Tuesday, November 28, 2006

I recently had the esteemed honor of attending the Korea Institute of Finance's (KIF) Annual Symposium. This year's Symposium marked the KIFs 15 year anniversary. Like any other arbitrarily assigned anniversary celebration, this conference was a big deal. I guess 15 is a good 'round' number - but it's definitely no 25. The KIF pulled out all the stops. From the grand reception to the luncheon to the superstar international celebrities to the neat little 3-ring binders, no expense was spared. They even had those cool translator channel radio tuners and earpieces like you see in news footage of the UN. Among the eminent dignataries and VIPs were the IMF's Dr. Raghuram Rajan and Dr. Stijn Claessens, the world's foremost expert on financial services sector corporate governance reform. Sounds utterly scintillating, right? Of course, wtih this kind of star power, the paparazzi devoted countless photogs (1), dispatched innumerable video cameras (2) and assigned dozens (5) reporters from international (local) news networks. For me, the highlights of the event were the hotel luncheon (formal Western meal) and the reception (open bar). Oh, and the deeply insightful presentations on financial sector reform and the future of economic growth in Korea blah, blah, blah.


The luncheon was particularly enjoyable due to the fact it was one of the few meals of recent memory where, relative to my tablemates, I knew what the hell I was doing.
I had a good mind to use the opportunity to extol the virtues of the formal place settings and Western table ettiquette and traditions,
but when folks grabbed forks on their right and looked
quizzically at the tiny knife just north of their plate and eschewed to them what seemed to be extraneous silverware, I decided to just keep quiet and enjoy the free meal.

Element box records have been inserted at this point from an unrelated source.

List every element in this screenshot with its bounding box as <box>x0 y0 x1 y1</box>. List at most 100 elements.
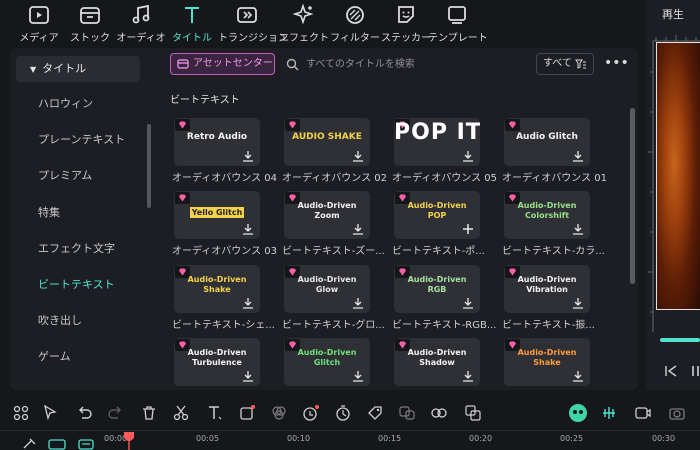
gem-icon <box>179 121 186 129</box>
title-card[interactable]: AUDIO SHAKE <box>284 118 370 166</box>
tool-template[interactable]: テンプレート <box>428 0 488 44</box>
playback-progress-bar[interactable] <box>660 338 700 342</box>
caret-down-icon: ▼ <box>30 65 37 74</box>
title-card[interactable]: Audio-Driven POP <box>394 191 480 239</box>
download-icon[interactable] <box>242 297 254 309</box>
delete-trash-icon[interactable] <box>140 404 158 422</box>
tool-title[interactable]: タイトル <box>163 0 221 44</box>
crop-frame-icon[interactable] <box>238 404 256 422</box>
title-preview-text: POP IT <box>394 120 480 145</box>
title-card[interactable]: Retro Audio <box>174 118 260 166</box>
sticker-icon <box>398 6 414 23</box>
color-circles-icon[interactable] <box>270 404 288 422</box>
select-pointer-icon[interactable] <box>42 404 60 422</box>
title-card[interactable]: Audio-Driven Glow <box>284 265 370 313</box>
sidebar-item-speech-bubble[interactable]: 吹き出し <box>10 308 160 334</box>
tool-transition[interactable]: トランジション <box>218 0 288 44</box>
tool-label: フィルター <box>330 33 380 44</box>
download-icon[interactable] <box>572 370 584 382</box>
voice-translate-icon[interactable] <box>398 404 416 422</box>
sidebar-item-beat-text[interactable]: ビートテキスト <box>10 272 160 298</box>
asset-center-button[interactable]: アセットセンター <box>170 53 275 75</box>
text-tool-icon[interactable] <box>206 404 224 422</box>
sidebar-item-halloween[interactable]: ハロウィン <box>10 91 160 117</box>
keyframe-tag-icon[interactable] <box>366 404 384 422</box>
tool-label: エフェクト <box>279 33 329 44</box>
title-card[interactable]: Audio-Driven Zoom <box>284 191 370 239</box>
add-plus-icon[interactable] <box>462 223 474 235</box>
sidebar-header-title[interactable]: ▼ タイトル <box>16 56 140 82</box>
sidebar-item-effect-text[interactable]: エフェクト文字 <box>10 236 160 262</box>
filter-dropdown[interactable]: すべて <box>536 53 594 75</box>
title-preview-text: Audio Glitch <box>516 132 578 142</box>
scissors-icon[interactable] <box>172 404 190 422</box>
download-icon[interactable] <box>352 297 364 309</box>
ai-audio-icon[interactable] <box>302 404 320 422</box>
sidebar-item-premium[interactable]: プレミアム <box>10 163 160 189</box>
audio-sync-icon[interactable] <box>430 404 448 422</box>
download-icon[interactable] <box>352 223 364 235</box>
track-link-icon[interactable] <box>48 438 66 450</box>
preview-tab-playback[interactable]: 再生 <box>646 0 700 30</box>
title-card[interactable]: Audio Glitch <box>504 118 590 166</box>
layout-grid-icon[interactable] <box>12 404 30 422</box>
timeline-tick: 00:25 <box>560 434 584 443</box>
title-preview-text: AUDIO SHAKE <box>292 132 362 142</box>
record-voice-icon[interactable] <box>634 404 652 422</box>
marker-pin-icon[interactable] <box>22 438 36 450</box>
download-icon[interactable] <box>462 150 474 162</box>
tool-filter[interactable]: フィルター <box>326 0 384 44</box>
gem-icon <box>509 121 516 129</box>
title-card[interactable]: POP IT <box>394 118 480 166</box>
download-icon[interactable] <box>242 150 254 162</box>
preview-video-frame[interactable] <box>656 42 700 310</box>
redo-icon[interactable] <box>106 404 124 422</box>
download-icon[interactable] <box>572 297 584 309</box>
title-card-label: ビートテキスト-カラ... <box>502 246 605 257</box>
title-card[interactable]: Audio-Driven Shake <box>174 265 260 313</box>
track-settings-icon[interactable] <box>78 438 94 450</box>
title-card[interactable]: Audio-Driven RGB <box>394 265 480 313</box>
library-scrollbar[interactable] <box>630 108 635 284</box>
download-icon[interactable] <box>462 370 474 382</box>
previous-frame-icon[interactable] <box>664 364 678 378</box>
tool-sticker[interactable]: ステッカー <box>377 0 435 44</box>
tool-stock[interactable]: ストック <box>61 0 119 44</box>
download-icon[interactable] <box>242 370 254 382</box>
beat-detect-icon[interactable] <box>600 404 618 422</box>
filter-icon <box>346 6 364 24</box>
transition-icon <box>237 7 257 23</box>
download-icon[interactable] <box>462 297 474 309</box>
sidebar-scrollbar[interactable] <box>147 124 151 208</box>
title-card[interactable]: Audio-Driven Vibration <box>504 265 590 313</box>
subtitle-translate-icon[interactable] <box>464 404 482 422</box>
tool-media[interactable]: メディア <box>10 0 68 44</box>
title-card[interactable]: Audio-Driven Shake <box>504 338 590 386</box>
download-icon[interactable] <box>352 150 364 162</box>
playhead-marker[interactable] <box>124 432 134 450</box>
sidebar-item-featured[interactable]: 特集 <box>10 200 160 226</box>
play-pause-icon[interactable] <box>690 364 700 378</box>
sidebar-item-plain-text[interactable]: プレーンテキスト <box>10 127 160 153</box>
tool-effect[interactable]: エフェクト <box>275 0 333 44</box>
undo-icon[interactable] <box>76 404 94 422</box>
search-input[interactable] <box>306 54 526 74</box>
download-icon[interactable] <box>572 223 584 235</box>
download-icon[interactable] <box>572 150 584 162</box>
title-preview-text: Audio-Driven RGB <box>407 275 467 294</box>
title-card[interactable]: Audio-Driven Colorshift <box>504 191 590 239</box>
title-card[interactable]: Audio-Driven Shadow <box>394 338 480 386</box>
download-icon[interactable] <box>352 370 364 382</box>
sidebar-header-label: タイトル <box>42 62 87 75</box>
timer-icon[interactable] <box>334 404 352 422</box>
download-icon[interactable] <box>242 223 254 235</box>
title-card[interactable]: Audio-Driven Glitch <box>284 338 370 386</box>
title-card[interactable]: Yello Glitch <box>174 191 260 239</box>
more-options-icon[interactable]: ••• <box>604 54 629 74</box>
filter-label: すべて <box>543 58 572 69</box>
snapshot-camera-icon[interactable] <box>668 404 686 422</box>
title-card[interactable]: Audio-Driven Turbulence <box>174 338 260 386</box>
sidebar-item-game[interactable]: ゲーム <box>10 344 160 370</box>
ai-mascot-icon[interactable] <box>568 403 588 423</box>
tool-audio[interactable]: オーディオ <box>112 0 170 44</box>
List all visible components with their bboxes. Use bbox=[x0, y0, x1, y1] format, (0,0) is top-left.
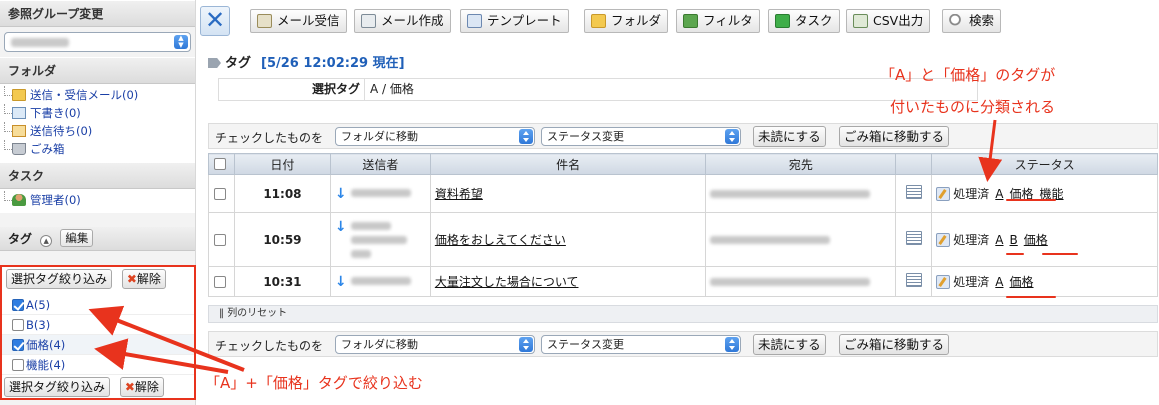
annotation-arrow bbox=[978, 119, 1003, 182]
annotation-arrow bbox=[94, 338, 229, 374]
annotation-arrows bbox=[88, 119, 1003, 374]
mail-app: 参照グループ変更 ▲ ▼ フォルダ 送信・受信メール(0) 下書き(0) 送信待ち… bbox=[0, 0, 1159, 405]
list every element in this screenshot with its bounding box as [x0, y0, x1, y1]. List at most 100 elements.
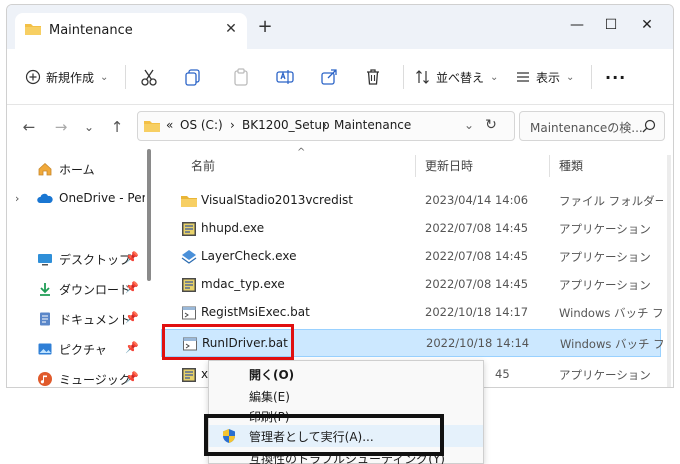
batch-file-icon	[182, 306, 196, 320]
annotation-black-highlight	[204, 414, 444, 456]
paste-icon	[234, 68, 248, 86]
command-bar: 新規作成 ⌄ 並べ替え ⌄ 表示 ⌄ ···	[7, 49, 673, 105]
sidebar-item-pictures[interactable]: ピクチャ 📌	[7, 337, 143, 363]
menu-item-edit[interactable]: 編集(E)	[209, 385, 483, 407]
share-icon[interactable]	[319, 67, 339, 87]
close-window-button[interactable]: ✕	[637, 15, 657, 35]
cut-icon[interactable]	[139, 67, 159, 87]
sort-ascending-icon: ^	[297, 147, 306, 158]
folder-icon	[181, 196, 197, 207]
tab-close-icon[interactable]: ✕	[223, 21, 239, 37]
new-button[interactable]: 新規作成 ⌄	[25, 67, 108, 87]
sidebar-item-downloads[interactable]: ダウンロード 📌	[7, 277, 143, 303]
search-input[interactable]: Maintenanceの検...	[519, 111, 665, 141]
search-icon	[642, 119, 656, 133]
address-dropdown-icon[interactable]: ⌄	[464, 118, 474, 132]
sidebar-item-music[interactable]: ミュージック 📌	[7, 367, 143, 387]
file-type: アプリケーション	[559, 278, 651, 292]
menu-item-label: 編集(E)	[249, 390, 290, 404]
file-type: アプリケーション	[559, 368, 651, 382]
column-header-name[interactable]: 名前	[191, 157, 215, 174]
file-row[interactable]: VisualStadio2013vcredist 2023/04/14 14:0…	[161, 187, 663, 215]
new-tab-button[interactable]: +	[257, 18, 273, 36]
refresh-icon[interactable]: ↻	[481, 117, 501, 137]
back-icon[interactable]: ←	[21, 119, 37, 135]
column-header-type[interactable]: 種類	[559, 157, 583, 174]
pictures-icon	[38, 343, 52, 355]
file-name: RegistMsiExec.bat	[201, 305, 310, 319]
column-divider[interactable]	[415, 155, 416, 177]
menu-item-open[interactable]: 開く(O)	[209, 363, 483, 385]
chevron-right-icon[interactable]: ›	[15, 192, 19, 205]
file-type: アプリケーション	[559, 250, 651, 264]
copy-icon[interactable]	[183, 67, 203, 87]
column-header-date[interactable]: 更新日時	[425, 157, 473, 174]
pin-icon: 📌	[125, 281, 139, 294]
pin-icon: 📌	[125, 311, 139, 324]
file-row[interactable]: RegistMsiExec.bat 2022/10/18 14:17 Windo…	[161, 299, 663, 327]
sidebar-item-onedrive[interactable]: › OneDrive - Pers	[7, 187, 145, 213]
navigation-pane: ホーム › OneDrive - Pers デスクトップ 📌 ダウンロード 📌 …	[7, 149, 157, 387]
address-row: ← → ⌄ ↑ « OS (C:) › BK1200_Setup › Maint…	[7, 105, 673, 149]
breadcrumb-overflow[interactable]: «	[166, 118, 173, 132]
pin-icon: 📌	[125, 341, 139, 354]
file-type: Windows バッチ ファ...	[559, 306, 663, 320]
pin-icon: 📌	[125, 371, 139, 384]
file-type: Windows バッチ ファ...	[560, 337, 664, 351]
view-button[interactable]: 表示 ⌄	[515, 67, 574, 87]
forward-icon[interactable]: →	[53, 119, 69, 135]
breadcrumb-drive[interactable]: OS (C:)	[180, 118, 223, 132]
breadcrumb-maintenance[interactable]: Maintenance	[334, 118, 411, 132]
address-bar[interactable]: « OS (C:) › BK1200_Setup › Maintenance ⌄	[137, 111, 515, 141]
recent-locations-icon[interactable]: ⌄	[81, 119, 97, 135]
file-name: mdac_typ.exe	[201, 277, 285, 291]
menu-item-label: 開く(O)	[249, 368, 295, 382]
rename-icon[interactable]	[275, 67, 295, 87]
sort-icon	[416, 70, 429, 84]
toolbar-divider	[403, 65, 404, 89]
document-icon	[40, 312, 50, 326]
file-date: 2022/07/08 14:45	[425, 277, 529, 291]
download-icon	[40, 283, 50, 296]
sidebar-item-label: OneDrive - Pers	[59, 191, 145, 205]
column-divider[interactable]	[549, 155, 550, 177]
sort-label: 並べ替え	[436, 70, 485, 85]
new-label: 新規作成	[46, 70, 95, 85]
file-date: 2022/07/08 14:45	[425, 221, 529, 235]
sidebar-item-documents[interactable]: ドキュメント 📌	[7, 307, 143, 333]
file-date: 2022/07/08 14:45	[425, 249, 529, 263]
add-circle-icon	[25, 69, 41, 85]
tab-maintenance[interactable]: Maintenance ✕	[15, 13, 247, 49]
layercheck-icon	[181, 250, 197, 264]
delete-icon[interactable]	[363, 67, 383, 87]
more-options-icon[interactable]: ···	[605, 67, 626, 87]
exe-icon	[182, 222, 196, 236]
view-label: 表示	[536, 70, 561, 85]
file-type: アプリケーション	[559, 222, 651, 236]
file-list-scrollbar[interactable]	[667, 155, 671, 387]
music-icon	[38, 372, 52, 386]
maximize-button[interactable]: ☐	[601, 15, 621, 35]
toolbar-divider	[591, 65, 592, 89]
navigation-scrollbar[interactable]	[147, 149, 151, 281]
pin-icon: 📌	[125, 251, 139, 264]
up-icon[interactable]: ↑	[109, 119, 125, 135]
breadcrumb-separator[interactable]: ›	[322, 118, 327, 132]
tab-title: Maintenance	[49, 23, 133, 38]
breadcrumb-setup[interactable]: BK1200_Setup	[242, 118, 330, 132]
file-row[interactable]: hhupd.exe 2022/07/08 14:45 アプリケーション	[161, 215, 661, 243]
file-date: 2022/10/18 14:17	[425, 305, 529, 319]
file-row[interactable]: mdac_typ.exe 2022/07/08 14:45 アプリケーション	[161, 271, 661, 299]
title-bar: Maintenance ✕ + — ☐ ✕	[7, 5, 673, 49]
file-name: LayerCheck.exe	[201, 249, 297, 263]
sidebar-item-home[interactable]: ホーム	[7, 157, 143, 183]
breadcrumb-separator[interactable]: ›	[230, 118, 235, 132]
minimize-button[interactable]: —	[567, 15, 587, 35]
sort-button[interactable]: 並べ替え ⌄	[415, 67, 498, 87]
chevron-down-icon: ⌄	[490, 71, 499, 83]
exe-icon	[182, 278, 196, 292]
file-row[interactable]: LayerCheck.exe 2022/07/08 14:45 アプリケーション	[161, 243, 661, 271]
file-name: hhupd.exe	[201, 221, 265, 235]
sidebar-item-desktop[interactable]: デスクトップ 📌	[7, 247, 143, 273]
folder-icon	[25, 24, 41, 35]
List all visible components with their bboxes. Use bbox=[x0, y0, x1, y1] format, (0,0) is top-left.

Now, I've been to enough meetings, conferences, receptions in my day to know how these things work. And the KIF "15th Anniversary Symposium on Finance and Economic Growth in Korea" was pretty standard. There were, as would be expected, a few uniquely Korean variations.
Most prominently, perhaps, the open bar served only Jack, scotch and wine. Not so open, after all. The Empire never made it to this peninsula, so don't expect to find any gin over here. Another notable difference was the showmanship. The organizers of the event were not content to have a KIF executive or staffer serve as the master of ceremonies. No, the KIF contracted with a corporate event announcer - a professional emcee. Now, I'm sure this exists in the occident as well as the orient, but it was totally new to me. In any case, I was mesmerized by his voice. His smooth tone and well-inflected delivery suggested a failed career in radio broadcasting. Can't you just imagine him starting out as a promising college radio dj, getting hired by the top station in Seoul, then being involved in some scandal, probably a result of an on-air gaffe and getting relegated to piddly corporate events work, introducing total strangers at receptions and awards banquests, barely eeking out a meager living, biding his time until he can make that one last run toward radio fame?
I just don't suppose this job is the ultimate career for aspiring vocal talent. But hell, for all I know this guy is Korea's answer to Billy Crystal. Really, though, he had some great pipes.

3 comments:

Anonymous said...

I would have liked you to educate your Korean mates to the purposes of each completely necessary fork, knife , spoon, glass, and plate. Surely they would do the same for you? Also, why not introduce them to two additional American Banquet traditions...The Food Fight, and the Streak. It would have been right charitable of you.

Anonymous said...

to my knowledge, emcees generally get paid very well depending on their experience. One i know got paid thousands for a wedding reception.